The general equation of a line gives a very useful conversion to a quantized scale. However, like all quantization methods, the precision is limited and errors can be introduced by the conversion. The general equation of a line with quantization error is given by

$$V=SQ+B\pm Error.$$

If the quantized value *Q* is rounded to the
nearest representable number, then

$$-\frac{S}{2}\le Error\le \frac{S}{2}.$$

That is, the amount of quantization error is determined by both the number of bits and by the scale. This scenario represents the best-case error. For other rounding schemes, the error can be twice as large.

On typical electronically controlled internal combustion engines, the flow of fuel is regulated to obtain the desired ratio of air to fuel in the cylinders just prior to combustion. Therefore, knowledge of the current air flow rate is required. Some manufacturers use sensors that directly measure air flow, while other manufacturers calculate air flow from measurements of related signals. The relationship of these variables is derived from the ideal gas equation. The ideal gas equation involves division by air temperature. For proper results, an absolute temperature scale such as kelvin or Rankine must be used in the equation. However, quantization directly to an absolute temperature scale would cause needlessly large quantization errors.

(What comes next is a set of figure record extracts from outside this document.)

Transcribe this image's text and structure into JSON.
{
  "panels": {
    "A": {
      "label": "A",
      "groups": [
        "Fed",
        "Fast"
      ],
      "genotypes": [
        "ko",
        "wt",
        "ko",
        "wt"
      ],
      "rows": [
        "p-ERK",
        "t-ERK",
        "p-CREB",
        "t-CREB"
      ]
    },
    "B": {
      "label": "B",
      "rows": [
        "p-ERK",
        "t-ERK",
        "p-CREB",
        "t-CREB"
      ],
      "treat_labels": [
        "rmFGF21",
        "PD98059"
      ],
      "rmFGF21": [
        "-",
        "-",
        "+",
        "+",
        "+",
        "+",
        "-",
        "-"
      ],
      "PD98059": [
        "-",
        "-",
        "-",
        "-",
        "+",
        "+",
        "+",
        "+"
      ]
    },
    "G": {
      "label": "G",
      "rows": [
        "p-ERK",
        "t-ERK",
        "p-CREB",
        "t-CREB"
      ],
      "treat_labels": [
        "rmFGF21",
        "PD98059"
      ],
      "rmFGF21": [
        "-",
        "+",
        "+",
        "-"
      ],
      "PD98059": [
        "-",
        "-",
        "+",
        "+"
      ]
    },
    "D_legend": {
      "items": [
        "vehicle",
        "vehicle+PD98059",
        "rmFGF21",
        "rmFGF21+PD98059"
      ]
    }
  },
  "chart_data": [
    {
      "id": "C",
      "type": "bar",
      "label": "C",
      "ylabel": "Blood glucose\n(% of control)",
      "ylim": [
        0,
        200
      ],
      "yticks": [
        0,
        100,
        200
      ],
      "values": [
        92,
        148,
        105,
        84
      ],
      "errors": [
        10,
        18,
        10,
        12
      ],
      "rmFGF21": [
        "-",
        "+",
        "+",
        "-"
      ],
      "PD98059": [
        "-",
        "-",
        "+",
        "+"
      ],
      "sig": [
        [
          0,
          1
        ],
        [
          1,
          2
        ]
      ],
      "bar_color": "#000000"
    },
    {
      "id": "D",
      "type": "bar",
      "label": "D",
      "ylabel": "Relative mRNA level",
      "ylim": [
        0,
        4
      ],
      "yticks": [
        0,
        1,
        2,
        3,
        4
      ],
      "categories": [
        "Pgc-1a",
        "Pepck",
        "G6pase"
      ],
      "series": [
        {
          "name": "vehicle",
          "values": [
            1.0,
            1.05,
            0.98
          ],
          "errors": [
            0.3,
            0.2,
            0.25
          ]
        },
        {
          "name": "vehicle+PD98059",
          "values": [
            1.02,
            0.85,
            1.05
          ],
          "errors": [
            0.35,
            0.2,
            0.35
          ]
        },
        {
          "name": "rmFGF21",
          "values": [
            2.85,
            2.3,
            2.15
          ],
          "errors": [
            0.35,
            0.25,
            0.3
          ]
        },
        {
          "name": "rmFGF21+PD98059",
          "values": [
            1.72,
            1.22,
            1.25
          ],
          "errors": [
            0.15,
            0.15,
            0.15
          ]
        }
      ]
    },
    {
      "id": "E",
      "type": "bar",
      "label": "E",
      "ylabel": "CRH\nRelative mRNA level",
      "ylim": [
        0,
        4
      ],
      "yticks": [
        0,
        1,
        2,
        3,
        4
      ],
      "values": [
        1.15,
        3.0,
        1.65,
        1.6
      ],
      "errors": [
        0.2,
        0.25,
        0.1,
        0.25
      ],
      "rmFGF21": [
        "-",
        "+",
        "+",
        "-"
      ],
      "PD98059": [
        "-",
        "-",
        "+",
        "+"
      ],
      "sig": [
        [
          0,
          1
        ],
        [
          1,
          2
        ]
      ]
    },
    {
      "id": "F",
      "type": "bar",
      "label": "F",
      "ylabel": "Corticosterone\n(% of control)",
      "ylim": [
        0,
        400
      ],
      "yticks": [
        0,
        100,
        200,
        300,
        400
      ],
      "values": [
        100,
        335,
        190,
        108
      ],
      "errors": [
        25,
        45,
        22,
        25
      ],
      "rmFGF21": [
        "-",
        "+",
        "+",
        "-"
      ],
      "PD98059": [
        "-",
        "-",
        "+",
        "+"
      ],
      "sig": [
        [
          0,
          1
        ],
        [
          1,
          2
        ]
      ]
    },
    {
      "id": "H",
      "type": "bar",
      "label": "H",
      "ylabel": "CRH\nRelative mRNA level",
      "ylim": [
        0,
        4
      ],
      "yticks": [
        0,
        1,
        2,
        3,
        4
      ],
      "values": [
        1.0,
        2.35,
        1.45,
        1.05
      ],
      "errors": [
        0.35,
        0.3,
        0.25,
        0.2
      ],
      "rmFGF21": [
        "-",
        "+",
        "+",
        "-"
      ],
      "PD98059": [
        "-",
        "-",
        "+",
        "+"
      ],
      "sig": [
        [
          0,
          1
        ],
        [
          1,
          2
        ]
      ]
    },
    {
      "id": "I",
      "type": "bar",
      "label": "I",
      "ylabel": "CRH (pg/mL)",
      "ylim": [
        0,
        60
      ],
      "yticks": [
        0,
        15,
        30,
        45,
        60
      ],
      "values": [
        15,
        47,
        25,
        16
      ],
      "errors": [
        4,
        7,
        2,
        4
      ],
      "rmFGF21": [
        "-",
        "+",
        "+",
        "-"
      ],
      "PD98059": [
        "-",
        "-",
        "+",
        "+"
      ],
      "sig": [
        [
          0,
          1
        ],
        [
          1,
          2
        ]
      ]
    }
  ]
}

The temperature of the air flowing into the engine has a limited
range. On a typical engine, the radiator is designed to keep the block
below the boiling point of the cooling fluid. Assume a maximum of
225^{o}F (380 K). As the air flows through
the intake manifold, it can be heated to this maximum temperature.
For a cold start in an extreme climate, the temperature can be as
low as -60^{o}F (222 K). Therefore, using
the absolute kelvin scale, the range of interest is 222 K to 380 K.

The air temperature needs to be quantized for processing by the embedded control system. Assuming an unrealistic quantization to 3-bit unsigned numbers: 0,1,2,...,7, the purely linear conversion with maximum precision is

$$V=\frac{380\text{K}}{7.5\text{bit}}Q.$$

The quantized conversion and range of interest are shown in the following figure.

Notice that there are 7.5 possible quantization values. This is because only half of the first bit corresponds to temperatures (real-world values) greater than zero.

The quantization error is –25.33 K/bit ≤ *Error* ≤ 25.33 K/bit.

The range of interest of the quantized conversion and the absolute value of the quantized error are shown in the following figure.

As an alternative to the purely linear conversion, consider the general linear conversion with maximum precision:

$$V=\left(\frac{380\text{K}-222\text{K}}{8}\right)Q+222\text{K}+0.5\left(\frac{380\text{K}-222\text{K}}{8}\right)$$

The quantized conversion and range of interest are shown in the following figure.

The quantization error is -9.875 K/bit ≤ *Error* ≤ 9.875 K/bit,
which is approximately 2.5 times smaller than the error associated
with the purely linear conversion.

The range of interest of the quantized conversion and the absolute value of the quantized error are shown in the following figure.

Clearly, the general linear scale gives much better precision than the purely linear scale over the range of interest.